Preconceito Linguístico
Enviada em 30/11/2018
A Constituição Brasileira de 1988, garante a igualdade e respeito a todas as variantes linguísticas. No entanto, o preconceito tem se instalado na sociedade. Isso se evidencia não só na negligência da escola no ensino das demais formas comunicativas, como também na segregação social com um dos requisitos, a língua.

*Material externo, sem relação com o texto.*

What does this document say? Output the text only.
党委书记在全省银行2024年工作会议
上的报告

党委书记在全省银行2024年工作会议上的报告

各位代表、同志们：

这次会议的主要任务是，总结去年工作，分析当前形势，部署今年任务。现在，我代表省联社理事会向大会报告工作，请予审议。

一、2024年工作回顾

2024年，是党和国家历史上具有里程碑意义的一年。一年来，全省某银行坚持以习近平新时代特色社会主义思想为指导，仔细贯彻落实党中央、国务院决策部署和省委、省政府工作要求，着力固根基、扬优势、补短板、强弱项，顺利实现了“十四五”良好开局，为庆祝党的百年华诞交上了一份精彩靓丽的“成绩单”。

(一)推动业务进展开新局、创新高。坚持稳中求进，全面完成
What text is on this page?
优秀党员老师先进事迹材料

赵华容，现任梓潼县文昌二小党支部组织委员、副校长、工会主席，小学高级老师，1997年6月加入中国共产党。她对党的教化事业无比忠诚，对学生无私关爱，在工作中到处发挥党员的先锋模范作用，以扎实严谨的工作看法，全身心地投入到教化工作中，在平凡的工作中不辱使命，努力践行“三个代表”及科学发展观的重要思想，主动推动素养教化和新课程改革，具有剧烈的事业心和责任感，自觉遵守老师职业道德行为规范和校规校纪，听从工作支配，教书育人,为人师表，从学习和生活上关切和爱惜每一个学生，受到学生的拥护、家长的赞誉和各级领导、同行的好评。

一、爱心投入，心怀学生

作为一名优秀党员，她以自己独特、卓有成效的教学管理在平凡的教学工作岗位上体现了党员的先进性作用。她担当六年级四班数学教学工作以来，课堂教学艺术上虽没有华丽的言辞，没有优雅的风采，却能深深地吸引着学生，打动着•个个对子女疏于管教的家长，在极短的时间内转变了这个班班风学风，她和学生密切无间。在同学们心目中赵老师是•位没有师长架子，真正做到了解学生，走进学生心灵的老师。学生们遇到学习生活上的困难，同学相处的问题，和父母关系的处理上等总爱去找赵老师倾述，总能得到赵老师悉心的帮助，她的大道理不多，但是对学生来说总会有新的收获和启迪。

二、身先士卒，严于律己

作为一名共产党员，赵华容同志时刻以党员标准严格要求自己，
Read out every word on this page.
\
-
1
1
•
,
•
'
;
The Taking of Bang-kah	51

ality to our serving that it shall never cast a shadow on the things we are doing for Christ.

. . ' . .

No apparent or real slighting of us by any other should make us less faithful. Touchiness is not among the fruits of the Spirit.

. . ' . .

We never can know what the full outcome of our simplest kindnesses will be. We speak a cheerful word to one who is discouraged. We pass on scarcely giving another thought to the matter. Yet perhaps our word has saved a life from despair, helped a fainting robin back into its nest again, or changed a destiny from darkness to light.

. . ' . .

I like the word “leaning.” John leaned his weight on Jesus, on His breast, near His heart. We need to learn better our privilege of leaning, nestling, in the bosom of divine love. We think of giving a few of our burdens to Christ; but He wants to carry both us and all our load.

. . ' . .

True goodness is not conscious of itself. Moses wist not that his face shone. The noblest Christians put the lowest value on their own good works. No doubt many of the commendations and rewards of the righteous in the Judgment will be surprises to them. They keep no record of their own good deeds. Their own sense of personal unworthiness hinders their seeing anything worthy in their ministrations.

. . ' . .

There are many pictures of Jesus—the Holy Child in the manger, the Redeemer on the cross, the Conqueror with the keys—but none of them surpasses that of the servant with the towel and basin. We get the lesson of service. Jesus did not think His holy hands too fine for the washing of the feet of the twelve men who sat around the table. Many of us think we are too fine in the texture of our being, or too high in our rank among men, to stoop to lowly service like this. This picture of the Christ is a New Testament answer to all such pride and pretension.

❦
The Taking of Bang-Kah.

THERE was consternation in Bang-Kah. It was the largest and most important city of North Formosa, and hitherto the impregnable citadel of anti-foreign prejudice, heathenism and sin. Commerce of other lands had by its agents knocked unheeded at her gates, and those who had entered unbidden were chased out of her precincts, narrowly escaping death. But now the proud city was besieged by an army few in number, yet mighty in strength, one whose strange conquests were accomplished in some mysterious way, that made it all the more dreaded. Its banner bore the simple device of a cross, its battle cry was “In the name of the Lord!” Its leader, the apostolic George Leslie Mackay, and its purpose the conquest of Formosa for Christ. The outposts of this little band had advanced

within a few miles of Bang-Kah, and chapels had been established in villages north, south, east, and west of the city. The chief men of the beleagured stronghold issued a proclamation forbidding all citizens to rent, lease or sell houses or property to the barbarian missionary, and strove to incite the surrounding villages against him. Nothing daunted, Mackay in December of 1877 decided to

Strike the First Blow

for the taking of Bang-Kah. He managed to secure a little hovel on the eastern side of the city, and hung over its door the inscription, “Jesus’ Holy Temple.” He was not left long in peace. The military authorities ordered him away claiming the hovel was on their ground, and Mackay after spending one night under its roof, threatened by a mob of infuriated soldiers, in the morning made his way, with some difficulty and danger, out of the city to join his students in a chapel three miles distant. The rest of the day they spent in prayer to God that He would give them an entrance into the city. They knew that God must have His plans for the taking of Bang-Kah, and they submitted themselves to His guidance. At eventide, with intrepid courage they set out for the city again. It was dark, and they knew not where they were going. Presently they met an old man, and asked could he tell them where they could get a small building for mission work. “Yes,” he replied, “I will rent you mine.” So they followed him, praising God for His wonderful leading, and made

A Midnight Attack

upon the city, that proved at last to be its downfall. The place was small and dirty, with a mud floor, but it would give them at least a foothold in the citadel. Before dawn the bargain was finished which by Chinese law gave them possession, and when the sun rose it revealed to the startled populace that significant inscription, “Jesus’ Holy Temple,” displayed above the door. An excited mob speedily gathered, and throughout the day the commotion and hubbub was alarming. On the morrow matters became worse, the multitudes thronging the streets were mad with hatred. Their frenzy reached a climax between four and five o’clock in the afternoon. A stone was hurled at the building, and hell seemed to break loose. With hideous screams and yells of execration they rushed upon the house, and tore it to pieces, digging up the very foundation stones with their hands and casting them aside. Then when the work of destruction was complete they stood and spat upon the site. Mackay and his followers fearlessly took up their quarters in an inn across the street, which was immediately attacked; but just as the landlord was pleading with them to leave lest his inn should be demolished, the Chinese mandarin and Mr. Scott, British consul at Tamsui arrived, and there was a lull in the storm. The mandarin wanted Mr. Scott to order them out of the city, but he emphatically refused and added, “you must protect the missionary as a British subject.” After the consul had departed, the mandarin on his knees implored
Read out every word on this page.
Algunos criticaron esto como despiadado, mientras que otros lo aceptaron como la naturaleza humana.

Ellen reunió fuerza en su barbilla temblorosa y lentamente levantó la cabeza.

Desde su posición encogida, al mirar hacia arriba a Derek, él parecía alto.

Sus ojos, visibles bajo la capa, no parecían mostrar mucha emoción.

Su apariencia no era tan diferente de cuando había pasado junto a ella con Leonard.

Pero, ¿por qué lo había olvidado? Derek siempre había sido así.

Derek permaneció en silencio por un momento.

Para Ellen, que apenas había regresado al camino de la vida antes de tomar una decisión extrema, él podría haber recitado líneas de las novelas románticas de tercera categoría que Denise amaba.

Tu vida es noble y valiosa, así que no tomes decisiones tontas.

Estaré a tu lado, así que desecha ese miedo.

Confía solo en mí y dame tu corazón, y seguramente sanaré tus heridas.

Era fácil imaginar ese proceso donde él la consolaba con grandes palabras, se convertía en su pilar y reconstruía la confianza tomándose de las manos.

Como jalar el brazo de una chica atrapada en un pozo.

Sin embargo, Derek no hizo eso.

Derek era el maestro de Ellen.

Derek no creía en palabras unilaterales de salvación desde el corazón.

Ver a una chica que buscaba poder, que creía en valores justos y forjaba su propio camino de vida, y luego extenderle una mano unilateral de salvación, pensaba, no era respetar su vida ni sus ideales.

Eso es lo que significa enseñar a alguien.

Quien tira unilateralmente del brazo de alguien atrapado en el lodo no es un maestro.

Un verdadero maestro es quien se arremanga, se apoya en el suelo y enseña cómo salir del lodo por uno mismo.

Em primeira instância, é importante ressaltar o quão rico é o território brasileiro relacionado a cultura e, principalmente, no fator linguístico. Porém, muitas vezes o setor educacional abre mão de ensinar as variedades e priva-se apenas na gramática normativa. Por conseguinte, a mentalidade dos discentes é doutrinada a uma forma correta e as demais são erradas. Contudo, segundo o Instituto Brasileiro de Geografia e Estatística (IBGE), afirma que possuem mais de 180 línguas, sendo LIBRAS a segunda oficial em território brasileiro. Mesmo assim, a norma culta continua a ser tratado com a única. Outrossim, o preconceito vai além das salas de aula e atinge todas as camadas populares. De acordo com o livro “Preconceito Linguístico” do escritor Marcos Bagno, as relações sociais são em muitas vezes escolhidas por pré-requisitos, sendo um deles o jeito de dialogar. Prova disso são as inúmeras pessoas que sofrem bullying, violência verbal e definição preconceituosa de caráter, pelo fato de falarem gírias, expressões restritas à sua região e sotaques. Nesse viés, torna-se notória a incompreensão popular sobre as variedades linguísticas. Como dizia Orlando Villas Boas, a cultura do outro deve ser respeitada, além disso entendê-la é fundamental. Logo, o tecido social necessita urgentemente entender que a visão restrita de si não permite enxergar o outro com bom senso.
Fica claro, portanto, que medidas precisam ser tomadas, a fim de que as leis previstas na Constituição possam ser requeridas e aplicadas. Cabe ao Ministério da Educação promover disciplinas que relatam não só a linguagem formal, mas todas as variantes linguísticas, ademais incluir na grade escolar a segunda língua oficial, LIBRAS, para que os alunos compreendam e respeitem as diferenças. Por fim, a mídia com o seu papel influenciador deve por meio de campanhas publicitárias e ficções engajadas, mostrar a língua das diferentes regiões, a normalidade e o poder enriquecedor quando ocorre a fusão e o respeito a todas elas. Assim, a geração futura não terá os mesmos problemas que a atual.